Accidently on Purpose

Saturday, June 17, 2006

So, now what?

Three weeks from the miscarriage, and it's largely behind me, on most levels. The first week was hard, physically: not so much emotionally, after the first 48 hours, because I had to keep going, whatever, to help my parents through Mum's surgery. But I did too much, too soon, and didn't give myself long enough physically to get over it. It took ten days or so for the bleeding to reduce from period level to spotting level, and then another week of on-off spotting. I saw the pregnancy clinic nurse one last time, two weeks down the line, and got signed off with a negative pregnancy test. I suppose the second week was mostly spent getting over the first week.
But then, the evening after the clinic signoff, 17 days after the miscarriage, I noticed stringy cervical mucus again, and the last drips of bleeding stopped. Two days of lovely (I suppose) egg white mucus, and now that's stopped, so presumably I am now in a luteal phase again, although my breasts don't feel that sore yet. And, just about as the bleeding finished, I felt my stamina return more or less to normal.

So. No medical intervention, two weeks of recuperation, and here I am. Not bad going, for 41. But what do I do now? Sure, anyone can have a miscarriage, any time. But the older, the more likely. I am one person, not a demographic average, and so I don't know whether this was an unlucky chance, and next time might be fine, or whether this is what I can expect from here on in. And that Down's risk, that I was so worried about, hasn't suddenly gone away.

Some of the google sources say one is more fertile in the few months after a miscarriage (not that fertility, as such, was exactly a problem anyway); but that's not going to do much for my egg quality, if that was an issue. It's quite nice not to be pregnant, in a way, too: all that rare meat and shellfish, and not feeling sick, and fitting through narrow spaces sideways. There are compensations in everything.

But I look at Mizuko's tree, and I wonder. And I worry that I may sideline my real, live, loved children because I'm too busy wondering whether to try again for the hypothetical third child that I may never have.

I don't know what to do.

1 Comments:

  • Hi Alison, I arrived at your blog via your comment on Julia's blog. I'm the same age as you, with two girls, the youngest turning 4 in a few weeks.

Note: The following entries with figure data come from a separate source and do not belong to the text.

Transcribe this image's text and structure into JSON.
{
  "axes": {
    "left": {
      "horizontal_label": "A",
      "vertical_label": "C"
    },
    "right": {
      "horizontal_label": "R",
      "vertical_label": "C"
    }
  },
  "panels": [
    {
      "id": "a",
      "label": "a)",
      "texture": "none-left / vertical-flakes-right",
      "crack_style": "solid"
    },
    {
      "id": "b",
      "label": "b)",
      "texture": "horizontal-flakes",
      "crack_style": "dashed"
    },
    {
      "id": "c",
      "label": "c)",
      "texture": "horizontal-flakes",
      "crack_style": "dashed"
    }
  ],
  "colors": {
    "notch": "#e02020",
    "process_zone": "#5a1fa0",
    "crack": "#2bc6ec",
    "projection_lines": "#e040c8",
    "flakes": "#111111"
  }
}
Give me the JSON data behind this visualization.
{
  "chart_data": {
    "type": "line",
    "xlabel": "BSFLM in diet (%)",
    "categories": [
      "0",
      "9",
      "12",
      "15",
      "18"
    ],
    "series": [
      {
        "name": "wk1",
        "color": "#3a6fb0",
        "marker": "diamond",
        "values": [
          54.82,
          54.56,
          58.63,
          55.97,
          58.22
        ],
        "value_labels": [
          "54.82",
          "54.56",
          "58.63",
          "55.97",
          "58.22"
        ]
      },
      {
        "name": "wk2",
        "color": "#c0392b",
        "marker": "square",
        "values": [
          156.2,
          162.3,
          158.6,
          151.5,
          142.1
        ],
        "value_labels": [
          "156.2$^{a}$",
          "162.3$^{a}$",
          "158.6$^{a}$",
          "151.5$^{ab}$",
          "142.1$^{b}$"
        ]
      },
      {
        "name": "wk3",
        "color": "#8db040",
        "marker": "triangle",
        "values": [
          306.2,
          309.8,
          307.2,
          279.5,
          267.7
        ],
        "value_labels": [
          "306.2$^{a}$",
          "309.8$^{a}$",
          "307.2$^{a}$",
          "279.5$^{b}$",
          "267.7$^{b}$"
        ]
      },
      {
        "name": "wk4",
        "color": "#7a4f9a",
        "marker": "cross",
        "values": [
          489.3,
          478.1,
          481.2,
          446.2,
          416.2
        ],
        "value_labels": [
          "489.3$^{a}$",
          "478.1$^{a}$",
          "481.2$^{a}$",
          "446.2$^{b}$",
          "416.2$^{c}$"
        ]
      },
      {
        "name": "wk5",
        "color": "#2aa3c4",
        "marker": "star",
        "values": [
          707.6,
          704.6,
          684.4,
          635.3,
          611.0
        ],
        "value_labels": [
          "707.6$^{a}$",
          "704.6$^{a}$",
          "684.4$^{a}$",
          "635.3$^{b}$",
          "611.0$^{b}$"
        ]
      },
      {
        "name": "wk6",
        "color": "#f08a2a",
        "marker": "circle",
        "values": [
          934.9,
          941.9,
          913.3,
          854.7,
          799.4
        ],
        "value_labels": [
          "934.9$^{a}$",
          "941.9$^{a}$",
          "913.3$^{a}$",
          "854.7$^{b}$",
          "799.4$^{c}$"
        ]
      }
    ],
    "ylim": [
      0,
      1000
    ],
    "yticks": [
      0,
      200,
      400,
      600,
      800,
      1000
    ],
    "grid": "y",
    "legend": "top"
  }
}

I understand the "irrational desire" for a third child - among many things it's the beauty of creation, the amazing joining of cells that somehow produces an individual, unique and at the same time a reflection of parents and siblings. I think I've accepted that there will be no more children for me but I still occasionally get such an ache when I see a newborn - I wonder when that will stop.

    I'm sorry for your recent loss - you posted beautifully about it and the idea of the Mizuko baby is lovely. I will pass that link onto to a friend of mine, the same age as us, who suffered a twins miscarriage and haemorrhaged so badly her husband thought she would die. Four years later she's still waiting for her husband to trust enough that it won't happen again to even start try for another baby.